Nous mettons cette pause et mes congés à profit pour découvrir de nouveaux lieux, de nouveaux plans, de nouvelles boutiques, pour nous régénérer un peu.
Là il est treize heures trente, c’est lundi, nous avons mangé en ville et repartons chez Michelle, sur la route je fais un détour car on m’a donné l’adresse d’un restaurant « très comme il faut », et qui organise des soirées privées d’un autre genre une fois par mois. Et la prochaine c’est samedi qui vient. Michèle est bien chaude, et moi aussi pour aller voir. Lorsque j’ai appelé au téléphone, on m’a dit de passer, même si c’est fermé, il faut sonner.
Après avoir galéré un peu avant de trouver, j’aborde le restaurant ; très discret, situé à la lisière d’un quartier résidentiel et d’une zone industrielle. Je me gare dans une rue qui nous permet de voir à notre droite le restaurant, séparé de nous par un terrain vague sur lequel trône un panneau de construction. Il faut contourner à pied ce terrain pour trouver l’entrée du restaurant. Je coupe le moteur et demande à Michèle de rester assise. Elle ne comprend pas et attends la suite.

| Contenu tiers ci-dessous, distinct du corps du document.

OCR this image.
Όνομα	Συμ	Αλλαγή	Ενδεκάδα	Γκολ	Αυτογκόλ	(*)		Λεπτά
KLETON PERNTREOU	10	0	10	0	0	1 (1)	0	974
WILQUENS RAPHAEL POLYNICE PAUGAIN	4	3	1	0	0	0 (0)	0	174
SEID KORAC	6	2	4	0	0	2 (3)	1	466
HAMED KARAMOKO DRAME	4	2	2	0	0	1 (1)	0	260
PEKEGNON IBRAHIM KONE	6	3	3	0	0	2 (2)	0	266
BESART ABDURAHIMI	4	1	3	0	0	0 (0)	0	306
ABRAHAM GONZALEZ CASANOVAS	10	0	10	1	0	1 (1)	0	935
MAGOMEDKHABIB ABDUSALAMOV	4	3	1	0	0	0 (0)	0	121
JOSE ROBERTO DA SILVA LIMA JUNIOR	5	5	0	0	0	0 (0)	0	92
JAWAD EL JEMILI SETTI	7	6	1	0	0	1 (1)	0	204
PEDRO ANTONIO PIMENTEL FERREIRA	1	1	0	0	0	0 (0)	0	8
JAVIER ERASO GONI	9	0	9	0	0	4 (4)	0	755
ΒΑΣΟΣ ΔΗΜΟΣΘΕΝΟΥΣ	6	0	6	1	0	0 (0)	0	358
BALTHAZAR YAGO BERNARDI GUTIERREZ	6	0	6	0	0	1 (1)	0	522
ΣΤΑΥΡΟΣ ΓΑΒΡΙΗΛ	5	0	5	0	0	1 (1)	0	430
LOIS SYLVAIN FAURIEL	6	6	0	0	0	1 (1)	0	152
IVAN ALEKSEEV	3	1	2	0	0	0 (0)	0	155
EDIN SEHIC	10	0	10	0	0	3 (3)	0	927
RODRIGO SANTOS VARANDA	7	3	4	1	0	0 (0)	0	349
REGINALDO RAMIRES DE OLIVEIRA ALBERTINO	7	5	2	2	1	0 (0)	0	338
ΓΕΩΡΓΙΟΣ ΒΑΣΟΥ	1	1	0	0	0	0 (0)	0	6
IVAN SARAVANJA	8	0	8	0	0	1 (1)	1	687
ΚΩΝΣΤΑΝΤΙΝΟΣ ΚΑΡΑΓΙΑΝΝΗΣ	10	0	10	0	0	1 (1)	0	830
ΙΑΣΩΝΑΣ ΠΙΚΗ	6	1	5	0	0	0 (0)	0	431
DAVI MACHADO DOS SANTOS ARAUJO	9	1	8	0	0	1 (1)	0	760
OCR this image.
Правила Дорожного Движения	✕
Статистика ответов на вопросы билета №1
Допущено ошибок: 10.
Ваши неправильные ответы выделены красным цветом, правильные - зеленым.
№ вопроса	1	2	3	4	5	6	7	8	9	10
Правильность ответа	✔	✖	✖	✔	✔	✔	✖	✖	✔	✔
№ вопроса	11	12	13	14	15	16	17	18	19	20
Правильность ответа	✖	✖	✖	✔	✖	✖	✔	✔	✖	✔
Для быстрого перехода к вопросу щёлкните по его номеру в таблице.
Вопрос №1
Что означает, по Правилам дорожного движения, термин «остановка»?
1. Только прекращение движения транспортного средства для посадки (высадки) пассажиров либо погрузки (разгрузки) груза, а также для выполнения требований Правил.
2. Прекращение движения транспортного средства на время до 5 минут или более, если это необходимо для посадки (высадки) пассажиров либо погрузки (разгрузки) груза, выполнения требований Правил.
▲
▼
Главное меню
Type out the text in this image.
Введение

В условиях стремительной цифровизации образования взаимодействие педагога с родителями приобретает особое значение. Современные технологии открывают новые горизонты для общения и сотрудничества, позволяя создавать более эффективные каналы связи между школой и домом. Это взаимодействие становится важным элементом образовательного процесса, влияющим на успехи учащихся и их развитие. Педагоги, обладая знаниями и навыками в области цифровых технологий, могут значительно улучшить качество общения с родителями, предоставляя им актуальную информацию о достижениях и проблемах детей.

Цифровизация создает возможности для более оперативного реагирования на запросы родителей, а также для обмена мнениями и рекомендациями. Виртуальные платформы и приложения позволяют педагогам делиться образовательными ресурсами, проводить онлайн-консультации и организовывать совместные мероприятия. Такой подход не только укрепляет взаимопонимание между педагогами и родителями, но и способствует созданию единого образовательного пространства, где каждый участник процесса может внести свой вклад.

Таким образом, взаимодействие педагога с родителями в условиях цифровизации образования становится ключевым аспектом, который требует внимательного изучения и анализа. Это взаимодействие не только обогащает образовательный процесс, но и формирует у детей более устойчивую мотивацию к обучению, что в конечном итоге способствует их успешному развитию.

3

Je descends, contourne la voiture par l’arrière, ouvre sa portière et la fait sortir en m’inclinant. Elle rigole de mon excès de courtoisie, et une fois sur le trottoir se rajuste pendant que je ferme la voiture. Je me retourne, me cale contre la portière et l’attire contre moi. La miss a rompu provisoirement avec la mini-jupe, elle est entièrement nue dans une robe -blouse d’été imprimée de belles couleurs, avec bretelles d’épaules en haut, et qui lui descend jusqu’aux genoux. Je regarde à droite et à gauche, personne ne vient, je descends mes mains sur ses hanches, attrape le tissu de la robe et le remonte jusqu’à sa taille. Depuis le début de notre histoire, elle adore que je la caresse ainsi, que ce soit les seins, le sexe ou les fesses. Là, elle est aux anges, car le soleil de fin d’été, chaud en cette mi-journée vient chauffer la peau de son joli petit cul. Elle cache sa tête dans mon épaule et glousse de petits gémissements de plaisir, pendant que je promène mes mains sur ses jolis globes. C’est un bruit de moto qui nous arrête dans cet élan érotique. On se prend la main, on contourne le terrain vague et on va sonner à la porte du restaurant.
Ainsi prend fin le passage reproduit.